Corruptos y pringaos

El balance judicial de la corrupción en España -1.700 causas abiertas, 500 imputados y sólo 20 penados - viene a confirmar que el talego es un club muy elitista que tiene reservado el derecho de admisión a los políticos y a sus contratistas, y si algunos logran pasar es únicamente porque se ponen pesadísimos. Para hacernos una idea, es más fácil que un tipo con calcetines blancos entre en una discoteca megapija que un servidor público acabe entre rejas. Con eso, está dicho casi todo.

Por el número de procedimientos abiertos podría deducirse que la corrupción está muy perseguida, pero es evidente que los implicados corren más y durante mucho tiempo. No hay proceso por cohecho, malversación o tráfico de influencias que no dure una década como poco, lo cual es una bendición para los abogados defensores, que suelen ser los únicos que recuperan en su cuentas corrientes una parte de lo robado. Así es como cobra fuerza la idea de que la Justicia funciona divinamente pero sólo con los pringaos de calcetines blancos.

Es el propio sistema el que consagra la impunidad. El primer obstáculo para que un corrupto vaya al trullo es la omertà de sus colegas de partido, los que se dicen honrados, gente que jamás se entera de nada ni aunque se den de bruces con un Jaguar en el garaje. No se recuerda un solo caso de corrupción que haya sido llevado a los tribunales por la cúpula de un partido. Su interés por el latrocinio se despierta después, y resultan enternecedores sus intentos para personarse como acusaciones en los distintos sumarios, aunque sólo sea para saber si la mierda les llega a las orejas o sólo les ha salpicado los bajos del pantalón.

Cuando el silencio falla, entra en juego el aforamiento. Aquí hay tantos aforados como bares, lo que implica que la instrucción judicial de sus conductas presuntamente delictivas corresponde a los tribunales superiores de justicia o al mismísimo Supremo, cuya pericia en este tipo de procesos es manifiestamente mejorable. Añádase a esto un pequeño matiz: los magistrados de estos tribunales han sido designados por el Consejo General del Poder Judicial, cuyos miembros han sido elegidos en algunos casos por los propios corruptos o por sus honrados y silentes compañeros de partido.

¿Qué hace un aforado corrupto con un buen abogado sometido a investigación judicial?

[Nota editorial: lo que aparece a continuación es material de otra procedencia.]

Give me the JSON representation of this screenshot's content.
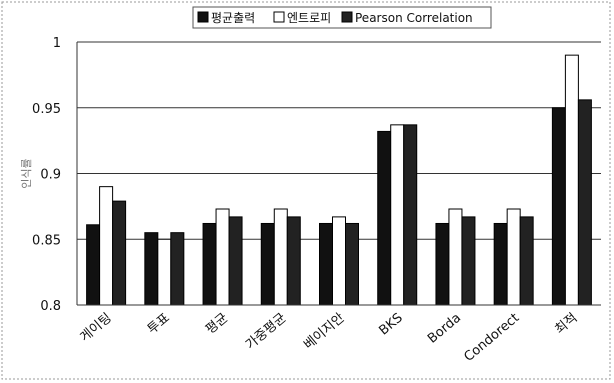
{
  "chart_data": {
    "type": "bar",
    "ylabel": "인식률",
    "ylim": [
      0.8,
      1.0
    ],
    "yticks": [
      "0.8",
      "0.85",
      "0.9",
      "0.95",
      "1"
    ],
    "grid": "horizontal",
    "legend_position": "top",
    "categories": [
      "게이팅",
      "투표",
      "평균",
      "가중평균",
      "베이지안",
      "BKS",
      "Borda",
      "Condorect",
      "최적"
    ],
    "series": [
      {
        "name": "평균출력",
        "color": "#111111",
        "values": [
          0.861,
          0.855,
          0.862,
          0.862,
          0.862,
          0.932,
          0.862,
          0.862,
          0.95
        ]
      },
      {
        "name": "엔트로피",
        "color": "#ffffff",
        "values": [
          0.89,
          0.85,
          0.873,
          0.873,
          0.867,
          0.937,
          0.873,
          0.873,
          0.99
        ]
      },
      {
        "name": "Pearson Correlation",
        "color": "#222222",
        "values": [
          0.879,
          0.855,
          0.867,
          0.867,
          0.862,
          0.937,
          0.867,
          0.867,
          0.956
        ]
      }
    ]
  }
}
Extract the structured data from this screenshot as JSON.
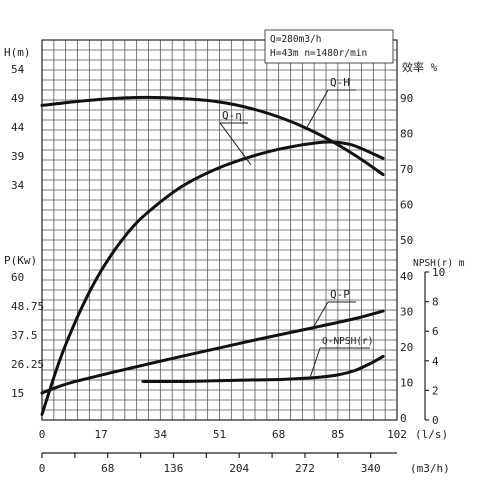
{
  "chart_data": {
    "type": "line",
    "info": [
      "Q=280m3/h",
      "H=43m  n=1480r/min"
    ],
    "x_axis_top": {
      "unit_label": "(l/s)",
      "ticks": [
        0,
        17,
        34,
        51,
        68,
        85,
        102
      ],
      "range": [
        0,
        102
      ]
    },
    "x_axis_bottom": {
      "unit_label": "(m3/h)",
      "ticks": [
        0,
        68,
        136,
        204,
        272,
        340
      ],
      "range": [
        0,
        367.2
      ]
    },
    "y_axes": {
      "head": {
        "label": "H(m)",
        "ticks": [
          "54",
          "49",
          "44",
          "39",
          "34"
        ]
      },
      "power": {
        "label": "P(Kw)",
        "ticks": [
          "60",
          "48.75",
          "37.5",
          "26.25",
          "15"
        ]
      },
      "efficiency": {
        "label": "效率 %",
        "ticks": [
          90,
          80,
          70,
          60,
          50,
          40,
          30,
          20,
          10,
          0
        ],
        "range": [
          0,
          90
        ]
      },
      "npsh": {
        "label": "NPSH(r) m",
        "ticks": [
          10,
          8,
          6,
          4,
          2,
          0
        ],
        "range": [
          0,
          10
        ]
      }
    },
    "series": [
      {
        "name": "Q-H",
        "unit": "m",
        "x": [
          0,
          10,
          20,
          30,
          40,
          50,
          60,
          70,
          80,
          90,
          98
        ],
        "y": [
          47.7,
          48.4,
          48.9,
          49.1,
          48.9,
          48.4,
          47.2,
          45.3,
          42.6,
          39.1,
          35.8
        ]
      },
      {
        "name": "Q-η",
        "unit": "%",
        "x": [
          0,
          5,
          10,
          15,
          20,
          25,
          30,
          40,
          50,
          60,
          70,
          80,
          85,
          90,
          98
        ],
        "y": [
          1,
          16,
          28,
          38,
          46,
          52.5,
          57.5,
          65,
          70,
          73.5,
          76,
          77.5,
          77.5,
          76.5,
          73
        ]
      },
      {
        "name": "Q-P",
        "unit": "kW",
        "x": [
          0,
          5,
          10,
          20,
          30,
          40,
          50,
          60,
          70,
          80,
          90,
          98
        ],
        "y": [
          15,
          17.6,
          19.6,
          22.9,
          26.1,
          29.2,
          32.2,
          35.2,
          38.1,
          40.9,
          43.9,
          46.8
        ]
      },
      {
        "name": "Q-NPSH(r)",
        "unit": "m",
        "x": [
          29,
          40,
          50,
          60,
          70,
          80,
          85,
          90,
          95,
          98
        ],
        "y": [
          2.6,
          2.6,
          2.65,
          2.7,
          2.75,
          2.9,
          3.05,
          3.35,
          3.9,
          4.3
        ]
      }
    ]
  }
}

Pues recurrir hasta su partida de nacimiento para que el caso se eternice. Lo normal en estas décadas de democracia ha sido que el aforado se presentara a las siguientes elecciones con el beneplácito de su organización –por lo de la presunción de inocencia, ya se sabe- y que los electores le votaran con el argumento de que todos roban y éste, al menos, es de los míos. ¿Qué hace el corrupto si, pese a todo, lo ve muy negro? Dimitir para perder el aforamiento y que la causa pase a un tribunal ordinario y todo empiece de nuevo. Cuando haya sentencia firme, es probable que el corrupto se haya muerto de risa, de viejo, o sea un anciano con tantos achaques que deba cumplir la condena en un balneario.

Habrá quien piense que lo de este país es genético y que a la roussoniana manera somos muy golfos por naturaleza, pero la verdad es que ni de la corrupción tenemos la patente. Si aquí se manifiesta más es porque los controles son trampantojos y porque quien ahora es un corrupto antes era un allegador de fondos al partido que en algún momento decidió entrar en el negocio y tener la mayoría. Eso explica, por ejemplo, que la financiación ilegal siga sin ser delito en el Código Penal o que no se haya establecido una responsabilidad civil subsidiaria de las fuerzas políticas en los desfalcos protagonizados por sus dirigentes.

A falta de una lucha seria contra la corrupción lo previsible es que algún emprendedor se decida a abrir un museo en el que exponer los trajes de la Gürtel, los bolsos de Louis Vuitton de Rita Barberá, el confeti de las fiestas infantiles de Ana Mato, una faro del Jaguar de su exmarido, informes falsos de Filesa, la resolución sobre un ERE de Andalucía o la silla de ruedas de Félix Millet, el del Palau. La concesión será para el que pague la mordida mayor, lógicamente. Y los pringaos iremos a verlo.